Le Président de la République, Bassirou Diomaye Diakhar Faye, a signé le 27 janvier 2026 le décret n°2026-65 modifiant le décret n°2006-392 du 27 avril 2006, complétant lui-même le décret n°77-987 du 14 novembre 1977 portant statut particulier du cadre des fonctionnaires de l’Enseignement. À travers ce nouveau texte, l’État sénégalais décide de proroger le délai accordé à certains enseignants contractuels pour solliciter leur nomination dans le corps des fonctionnaires de l’Enseignement, ouvrant ainsi une nouvelle fenêtre de deux années à compter de l’entrée en vigueur du décret.
Cette mesure intervient dans un contexte où de nombreux agents, pourtant éligibles, n’avaient pas pu bénéficier du dispositif mis en place en 2006, faute d’avoir déposé leur demande dans le délai initialement imparti. Pour les autorités, il s’agit aujourd’hui de corriger une situation jugée inéquitable, tout en assurant une meilleure sécurisation des carrières dans le secteur éducatif.
Pour rappel, le décret n°2006-392 du 27 avril 2006 avait été adopté pour compléter le statut particulier des fonctionnaires de l’Enseignement afin de permettre aux enseignants contractuels d’intégrer le corps des fonctionnaires correspondant à leur profil. Ce texte offrait une possibilité exceptionnelle de nomination, sous réserve que les intéressés remplissent, à la date d’entrée en vigueur du décret, deux conditions essentielles : être âgés d’au moins trente-cinq ans et être titulaires du diplôme requis pour accéder au corps sollicité. Les agents concernés disposaient alors d’un délai de deux ans pour déposer leur dossier auprès de l’administration.

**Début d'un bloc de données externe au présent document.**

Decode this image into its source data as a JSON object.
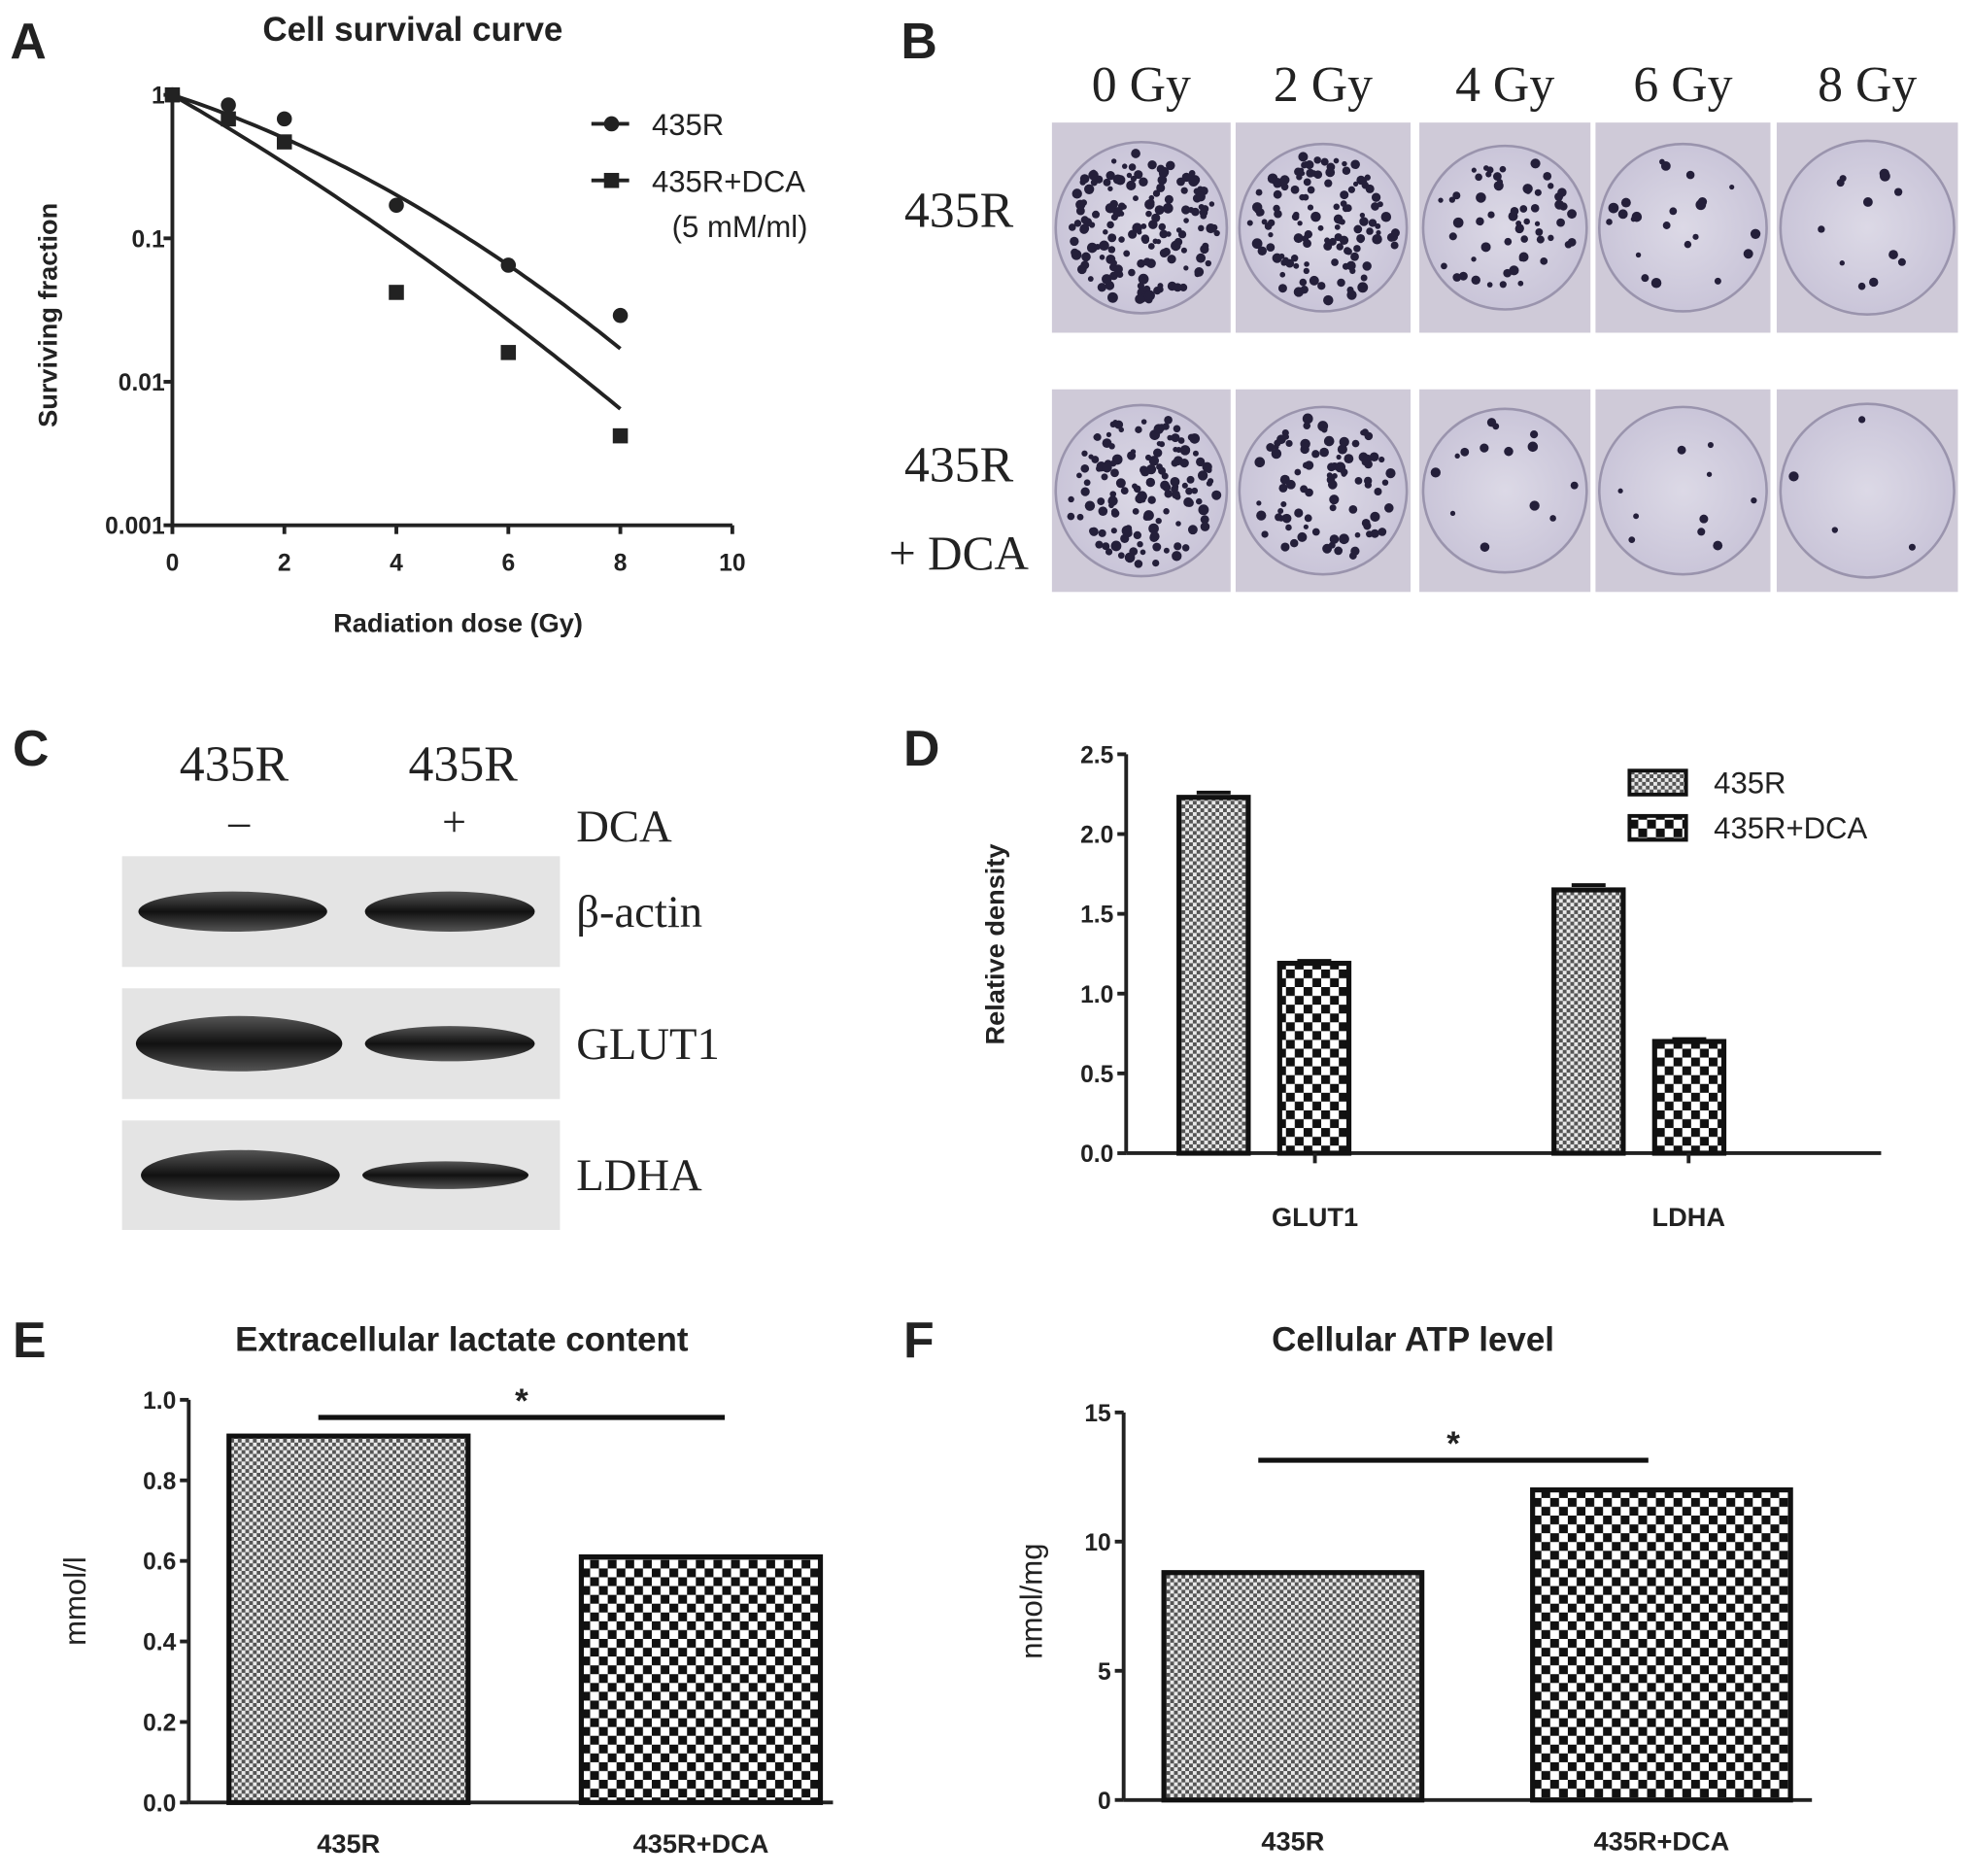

Dans la pratique, ce délai s’est avéré insuffisant pour un nombre important d’enseignants, confrontés à diverses contraintes administratives, à des difficultés dans la constitution des pièces ou encore à un déficit d’information. Résultat : plusieurs agents ayant pourtant servi durant de longues années dans les établissements scolaires sont restés en dehors du dispositif, conservant un statut contractuel précaire.
Le nouveau décret vient ainsi proroger le délai prévu à l’alinéa premier de l’article 2 du décret de 2006. Concrètement, les enseignants concernés disposent désormais d’un nouveau délai courant jusqu’à deux ans après l’entrée en vigueur du présent texte pour introduire leur demande de nomination. Cette prorogation vise à permettre une régularisation progressive de leur situation administrative et à favoriser une intégration conforme aux dispositions du statut particulier.
Le décret apporte également une précision importante relative à l’ancienneté. Il est désormais clairement établi que le rappel d’ancienneté civile acquise antérieurement en qualité de volontaire, de vacataire ou de contractuel dans l’administration publique n’est valable qu’une seule fois dans le cadre de l’administration et sans possibilité de cumul. Cette disposition vise à prévenir toute double prise en compte de la même période de service et à garantir l’équité entre agents.
Sur le plan institutionnel, l’exécution du décret est confiée, chacun en ce qui le concerne, au Ministre des Finances et du Budget, au Ministre de la Formation professionnelle et technique, au Ministre de l’Éducation nationale ainsi qu’au Ministre de la Fonction publique, du Travail et de la Réforme du Service public. Le texte devra être publié au Journal officiel pour entrer pleinement en vigueur.
Pour de nombreux acteurs du monde éducatif, cette décision est perçue comme un signal fort en direction des enseignants contractuels, souvent en première ligne dans les salles de classe, mais longtemps confrontés à l’instabilité de leur statut. Elle s’inscrit également dans une dynamique plus large de modernisation de la Fonction publique et de valorisation des ressources humaines de l’État.